Paul Ehrlich and Sahachiro Hata, 1910

Ironically, penicillin, itself, is an excellent example of how academia has bridged the gap between basic biology and industry know-how. Originally noticed by Ernest Duchesne in 1896, penicillin was re-discovered by Alexander Fleming, who was working at St. Mary’s Hospital in London in 1928. In 1929, Fleming published his research results, noting that his discovery might have therapeutic value if it could be produced in quantity. Fleming attempted to garner interest from the pharmaceutical industry to produce penicillin, but he was unsuccessful.

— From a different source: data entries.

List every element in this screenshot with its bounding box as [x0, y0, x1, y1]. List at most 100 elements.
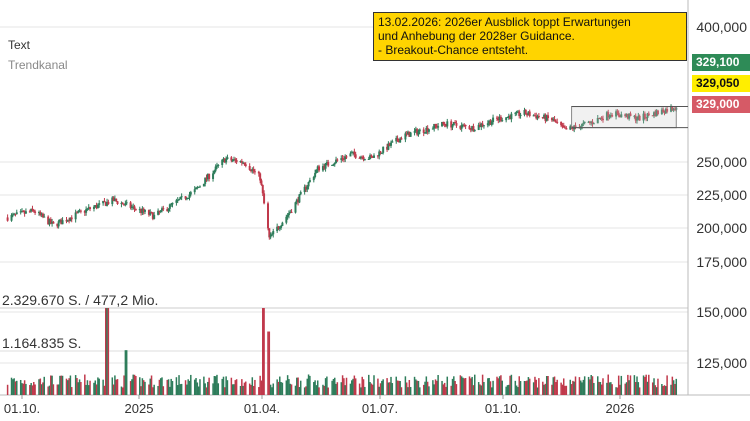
candle-body [138, 209, 141, 211]
candle-body [625, 114, 628, 117]
volume-bar [122, 387, 124, 395]
volume-bar [124, 350, 127, 395]
volume-bar [217, 383, 220, 395]
volume-bar [106, 308, 108, 395]
volume-bar [382, 379, 384, 395]
volume-bar [251, 377, 254, 395]
volume-bar [267, 331, 269, 395]
candle-body [536, 116, 539, 119]
candle-body [325, 162, 328, 164]
x-axis: 01.10. 2025 01.04. 01.07. 01.10. 2026 [4, 395, 634, 416]
candle-body [636, 119, 639, 121]
candle-body [371, 156, 374, 158]
candle-body [157, 210, 160, 215]
candle-body [633, 115, 636, 117]
volume-bar [532, 382, 535, 395]
y-tick-label: 200,000 [696, 220, 747, 236]
x-tick-label: 01.04. [244, 401, 280, 416]
volume-bar [318, 387, 320, 395]
volume-bar [19, 379, 22, 395]
candle-body [408, 131, 411, 137]
candle-body [642, 113, 645, 121]
volume-bar [369, 382, 371, 395]
candle-body [552, 119, 555, 121]
candle-body [222, 158, 225, 160]
candle-body [239, 161, 242, 163]
volume-bar [388, 382, 391, 395]
y-tick-label: 225,000 [696, 187, 747, 203]
volume-bar [14, 381, 17, 395]
volume-bar [178, 375, 180, 395]
volume-bar [296, 377, 298, 395]
volume-bar [107, 308, 110, 395]
candle-body [607, 112, 610, 118]
candle-body [150, 211, 153, 213]
candle-body [171, 202, 174, 205]
volume-bar [536, 387, 539, 395]
candle-body [232, 159, 235, 161]
candle-body [257, 171, 260, 174]
volume-bar [460, 376, 463, 395]
volume-bar [205, 387, 208, 395]
volume-bar [371, 384, 374, 395]
candle-body [213, 170, 216, 174]
candle-body [417, 131, 420, 135]
volume-bar [42, 382, 44, 395]
candle-body [307, 182, 310, 187]
candle-body [86, 208, 89, 210]
candle-body [637, 115, 640, 120]
volume-bar [390, 376, 392, 395]
candle-body [28, 211, 31, 213]
candle-body [225, 159, 228, 163]
volume-bar [158, 379, 161, 395]
candle-body [545, 115, 548, 121]
volume-bar [404, 376, 407, 395]
volume-bar [661, 384, 663, 395]
volume-bar [33, 381, 35, 395]
candle-body [244, 164, 247, 167]
volume-bar [343, 378, 345, 395]
volume-bar [633, 375, 636, 395]
candlestick-series [6, 104, 678, 240]
volume-bar [305, 386, 307, 395]
volume-bar [16, 380, 18, 395]
candle-body [40, 213, 43, 215]
news-annotation[interactable]: 13.02.2026: 2026er Ausblick toppt Erwart… [373, 12, 687, 61]
candle-body [175, 200, 178, 203]
candle-body [455, 122, 458, 126]
volume-bar [670, 384, 672, 395]
candle-body [626, 114, 629, 119]
candle-body [235, 160, 238, 163]
volume-bar [61, 375, 64, 395]
candle-body [134, 208, 137, 210]
volume-bar [230, 377, 233, 395]
volume-bar [281, 382, 284, 395]
volume-bar [582, 379, 585, 395]
volume-bar [298, 387, 301, 395]
candle-body [645, 117, 648, 119]
volume-bar [193, 379, 196, 395]
candle-body [58, 219, 61, 222]
volume-bar [479, 384, 481, 395]
candle-body [102, 200, 105, 204]
candle-body [581, 123, 584, 127]
candle-body [251, 169, 254, 172]
candle-body [308, 180, 311, 183]
candle-body [341, 158, 344, 160]
volume-bar [645, 374, 647, 395]
y-tick-label: 175,000 [696, 254, 747, 270]
volume-bar [551, 384, 553, 395]
candle-body [441, 121, 444, 127]
volume-bar [492, 380, 494, 395]
volume-bar [139, 377, 141, 395]
volume-bar [544, 383, 547, 395]
volume-bar [407, 387, 409, 395]
candle-body [400, 138, 403, 140]
volume-bar [207, 381, 209, 395]
volume-bar [611, 384, 613, 395]
candle-body [77, 211, 80, 213]
candle-body [471, 126, 474, 130]
candle-body [10, 214, 13, 221]
candle-body [629, 113, 632, 117]
candle-body [333, 163, 336, 165]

It was not until 1939, after a ten year gap, that Florey (a pathologist), Chain (a biochemist), Heatley (a biologist/biochemist), and their colleagues at Oxford University were able to produce enough penicillin to experiment with its effects on mice and to demonstrate its ability to kill infectious bacteria. Like so many other academic researchers, Florey’s team struggled to persuade British drug companies to manufacture penicillin. Eventually, after forming a partnership with the Peoria Lab in Illinois, the Florey team at Oxford University was able to mass-produce penicillin. The value of this life-saving discovery is immeasurable, as this academia/industry collaboration resulted in the drug’s being available worldwide, most notably to countless Allied soldiers wounded in the Second World War and to millions and millions of more people since. Indeed, the importance and impact of academic research and collaboration in the field of drug discovery was, perhaps, best expressed by Sir Henry Harris, who, in 1998, said:

“without Fleming, no Chain or Florey; without Florey, no Heatley; without Heatley, no penicillin.”

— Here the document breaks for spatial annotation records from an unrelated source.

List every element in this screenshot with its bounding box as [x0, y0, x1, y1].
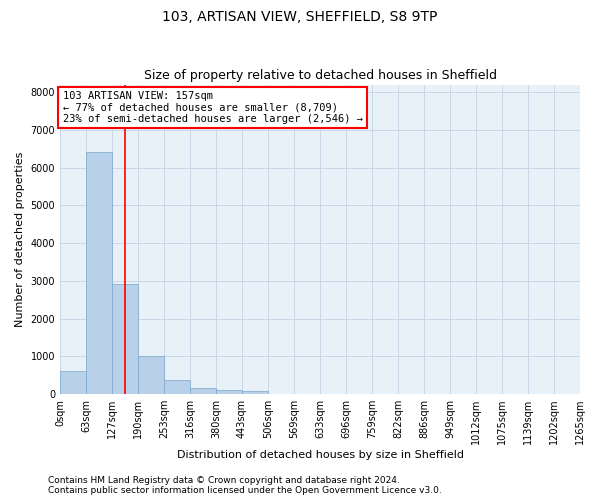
- Y-axis label: Number of detached properties: Number of detached properties: [15, 152, 25, 327]
- Title: Size of property relative to detached houses in Sheffield: Size of property relative to detached ho…: [143, 69, 497, 82]
- Bar: [60, 370, 86, 394]
- Bar: [216, 390, 242, 394]
- Bar: [164, 380, 190, 394]
- Text: 103 ARTISAN VIEW: 157sqm
← 77% of detached houses are smaller (8,709)
23% of sem: 103 ARTISAN VIEW: 157sqm ← 77% of detach…: [62, 90, 362, 124]
- X-axis label: Distribution of detached houses by size in Sheffield: Distribution of detached houses by size …: [176, 450, 464, 460]
- Bar: [190, 388, 216, 394]
- Text: Contains HM Land Registry data © Crown copyright and database right 2024.
Contai: Contains HM Land Registry data © Crown c…: [48, 476, 442, 495]
- Bar: [242, 391, 268, 394]
- Text: 103, ARTISAN VIEW, SHEFFIELD, S8 9TP: 103, ARTISAN VIEW, SHEFFIELD, S8 9TP: [163, 10, 437, 24]
- Bar: [86, 152, 112, 394]
- Bar: [112, 284, 138, 394]
- Bar: [138, 356, 164, 394]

Unfortunately, the model of academia working with an industry partner to take basic discoveries through to commercial production has diminished over the years. Arguably, this coincided with industry’s target-driven reductionist approach that prevailed in the pharmaceutical industry during this time and its increased focus on low-hanging fruits of well-validated drug discovery targets, such as the GPCRs and ion channels. While it is easy to blame industry for the prolonged delay in significant progress in the CNS drug discovery field, academics must shoulder some of the blame, as well. Indeed, there is much that could be done to improve collaboration and co-production of research. Despite the need for academia to shift towards having a willingness to share research and collaborate with industry, significant institutional pressure to publish in the right places still remains.

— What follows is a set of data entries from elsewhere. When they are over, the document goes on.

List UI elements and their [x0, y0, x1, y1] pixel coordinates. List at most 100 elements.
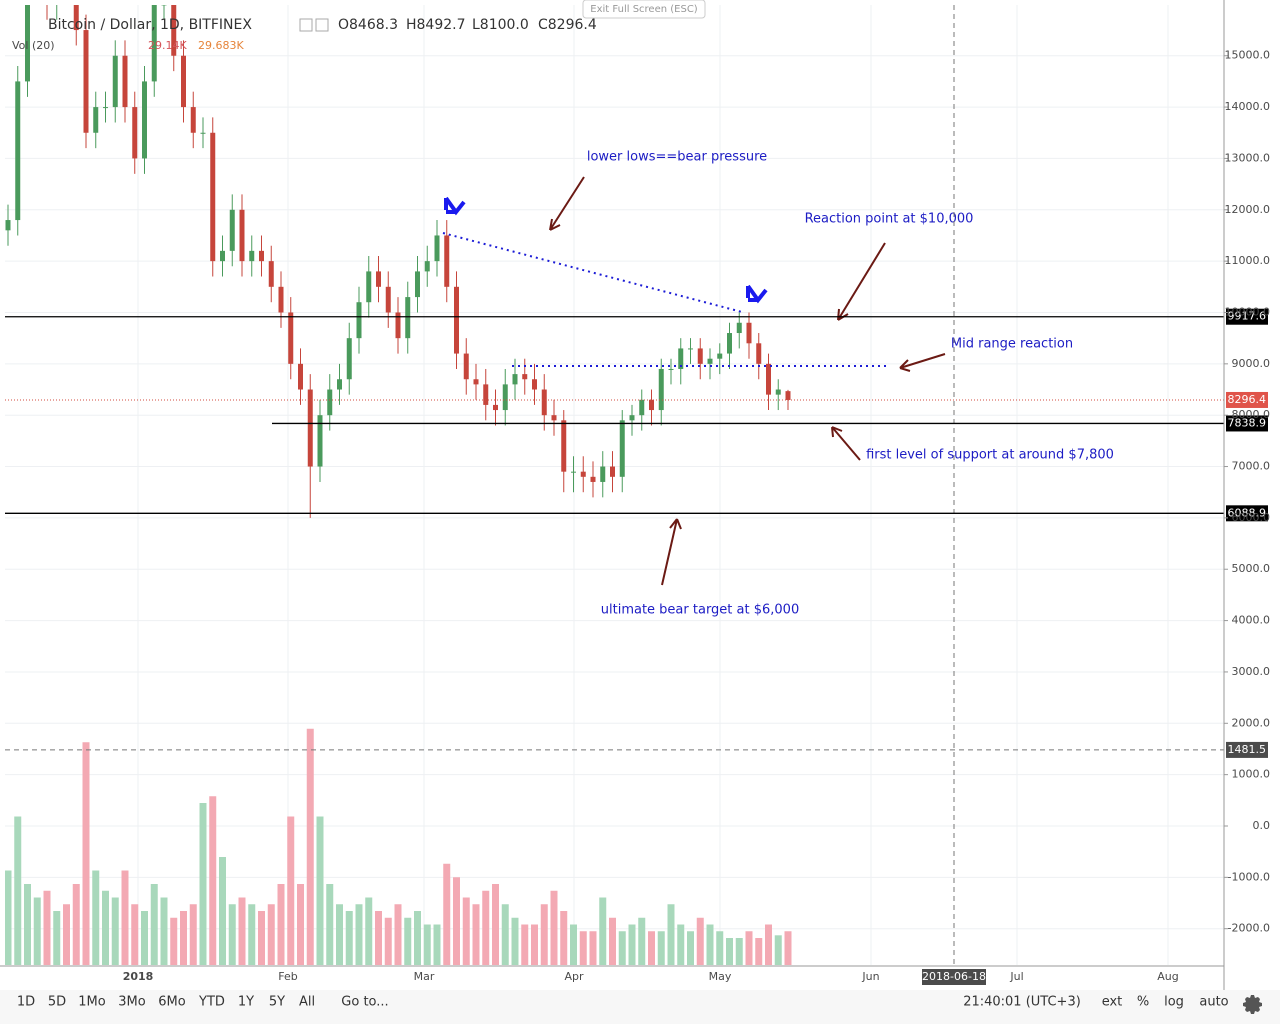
- y-tick-label: 15000.0: [1225, 49, 1271, 62]
- candle-body: [73, 5, 79, 31]
- volume-bar: [63, 904, 70, 965]
- volume-bar: [774, 935, 782, 965]
- volume-bar: [219, 857, 226, 965]
- volume-bar: [102, 890, 109, 965]
- candle-body: [785, 391, 791, 400]
- time-axis: 2018 Feb Mar Apr May Jun Jul Aug: [123, 970, 1179, 983]
- volume-bar: [404, 917, 412, 965]
- y-tick-label: -1000.0: [1228, 870, 1270, 883]
- x-tick-label: 2018: [123, 970, 154, 983]
- range-button[interactable]: 5D: [48, 995, 66, 1010]
- y-tick-label: 3000.0: [1232, 665, 1271, 678]
- toolbar: [0, 990, 1280, 1024]
- candle-body: [298, 363, 303, 390]
- candle-body: [161, 5, 167, 6]
- ohlc-low: L8100.0: [472, 17, 529, 33]
- volume-bar: [648, 931, 655, 965]
- candle-body: [473, 379, 479, 385]
- volume-bar: [462, 897, 470, 965]
- y-tick-label: 1000.0: [1232, 768, 1271, 781]
- candle-body: [756, 343, 762, 364]
- y-tick-label: 11000.0: [1225, 254, 1271, 267]
- volume-bar: [667, 904, 675, 965]
- volume-pane: [5, 728, 792, 965]
- candle-body: [142, 81, 147, 159]
- level-badge: [1226, 415, 1268, 432]
- ohlc-open: O8468.3: [338, 17, 398, 33]
- candle-body: [346, 338, 352, 380]
- candle-body: [444, 235, 450, 287]
- candle-body: [766, 363, 771, 395]
- settings-icon[interactable]: [1243, 995, 1262, 1014]
- icon[interactable]: [299, 18, 313, 32]
- range-button[interactable]: 5Y: [269, 995, 285, 1010]
- volume-bar: [33, 897, 41, 965]
- candle-body: [132, 107, 138, 159]
- candle-body: [385, 286, 391, 313]
- volume-bar: [657, 931, 665, 965]
- candle-body: [658, 368, 664, 411]
- candle-body: [171, 5, 177, 56]
- scale-option[interactable]: %: [1137, 995, 1149, 1010]
- candle-body: [502, 384, 508, 411]
- volume-bar: [521, 924, 529, 965]
- y-tick-label: 0.0: [1253, 819, 1271, 832]
- candle-body: [190, 107, 196, 133]
- volume-bar: [735, 938, 743, 965]
- clock: 21:40:01 (UTC+3): [963, 995, 1081, 1010]
- x-tick-label: Jun: [861, 970, 879, 983]
- scale-option[interactable]: log: [1164, 995, 1184, 1010]
- candle-body: [337, 379, 342, 390]
- candle-body: [200, 132, 206, 134]
- candles: [5, 5, 791, 518]
- candle-body: [688, 348, 693, 350]
- volume-bar: [755, 938, 763, 965]
- range-button[interactable]: 1Y: [238, 995, 254, 1010]
- candle-body: [775, 389, 781, 395]
- arrows: [549, 176, 946, 586]
- candle-body: [210, 132, 216, 262]
- icon[interactable]: [315, 18, 329, 32]
- range-button[interactable]: All: [299, 995, 315, 1010]
- range-button[interactable]: 6Mo: [158, 995, 185, 1010]
- candle-body: [678, 348, 684, 369]
- range-button[interactable]: YTD: [198, 995, 225, 1010]
- candle-body: [239, 209, 245, 262]
- exit-fullscreen-button[interactable]: [582, 0, 706, 19]
- volume-bar: [745, 931, 753, 965]
- volume-bar: [92, 870, 100, 965]
- range-button[interactable]: 3Mo: [118, 995, 145, 1010]
- volume-bar: [248, 904, 256, 965]
- range-button[interactable]: 1Mo: [78, 995, 105, 1010]
- volume-bar: [121, 870, 129, 965]
- candle-body: [317, 415, 323, 467]
- candle-body: [463, 353, 469, 380]
- volume-bar: [687, 931, 694, 965]
- candle-body: [366, 271, 372, 303]
- volume-bar: [297, 884, 304, 965]
- scale-option[interactable]: auto: [1199, 995, 1228, 1010]
- candle-body: [697, 348, 703, 364]
- arrow: [899, 353, 946, 372]
- y-tick-label: 14000.0: [1225, 100, 1271, 113]
- candle-body: [278, 286, 284, 313]
- candle-body: [268, 261, 274, 287]
- volume-title: Vol (20): [12, 39, 55, 52]
- volume-bar: [638, 917, 646, 965]
- crosshair-y-label: 1481.5: [1228, 743, 1267, 756]
- candle-body: [454, 286, 459, 354]
- y-tick-label: 13000.0: [1225, 151, 1271, 164]
- scale-option[interactable]: ext: [1102, 995, 1123, 1010]
- marker-arrow: [746, 284, 768, 304]
- x-tick-label: Aug: [1157, 970, 1178, 983]
- volume-bar: [14, 816, 22, 965]
- volume-bar: [326, 884, 334, 965]
- legend: Bitcoin / Dollar, 1D, BITFINEX O8468.3 H…: [12, 17, 597, 52]
- goto-button[interactable]: Go to...: [341, 995, 388, 1010]
- range-button[interactable]: 1D: [17, 995, 35, 1010]
- candle-body: [103, 107, 108, 109]
- volume-bar: [306, 728, 314, 965]
- candle-body: [717, 353, 723, 359]
- candle-body: [83, 30, 89, 133]
- candle-body: [220, 250, 225, 262]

It is clear that the discovery of disease-modifying drugs for neurodegenerative diseases will require a commitment to research models that are not dependent upon big pharma.   Without such a commitment, and without major advances in new medical entities, the suffering of those affected by these crippling neurodegenerative diseases will continue unabated.   While pharma, obviously, will continue to be the major developer of new drugs, there is a compelling argument that academia needs to become more directly involved in the translation of fundamental science into therapeutics.  University laboratories are uniquely situated to provide the appropriate climate for creative and innovative science.  Indeed, they possess intellectual diversity, flexibility, originality, and expertise in a multitude of disciplines, such as the biological, medical, chemical, computational, engineering, and mathematical sciences, and they understand the value of individual freedom.  Unlike in big pharma, in academia, with a relatively small amount of well-placed investment, scientists can transform academic research into translational drug discovery and, in the process, bring enormous added value to their parent institutions,  their funding agencies, and, ultimately, to healthcare.  By increasing the diversity of approaches to drug discovery, both in technologies and thought processes utilized, greater technological innovation will result.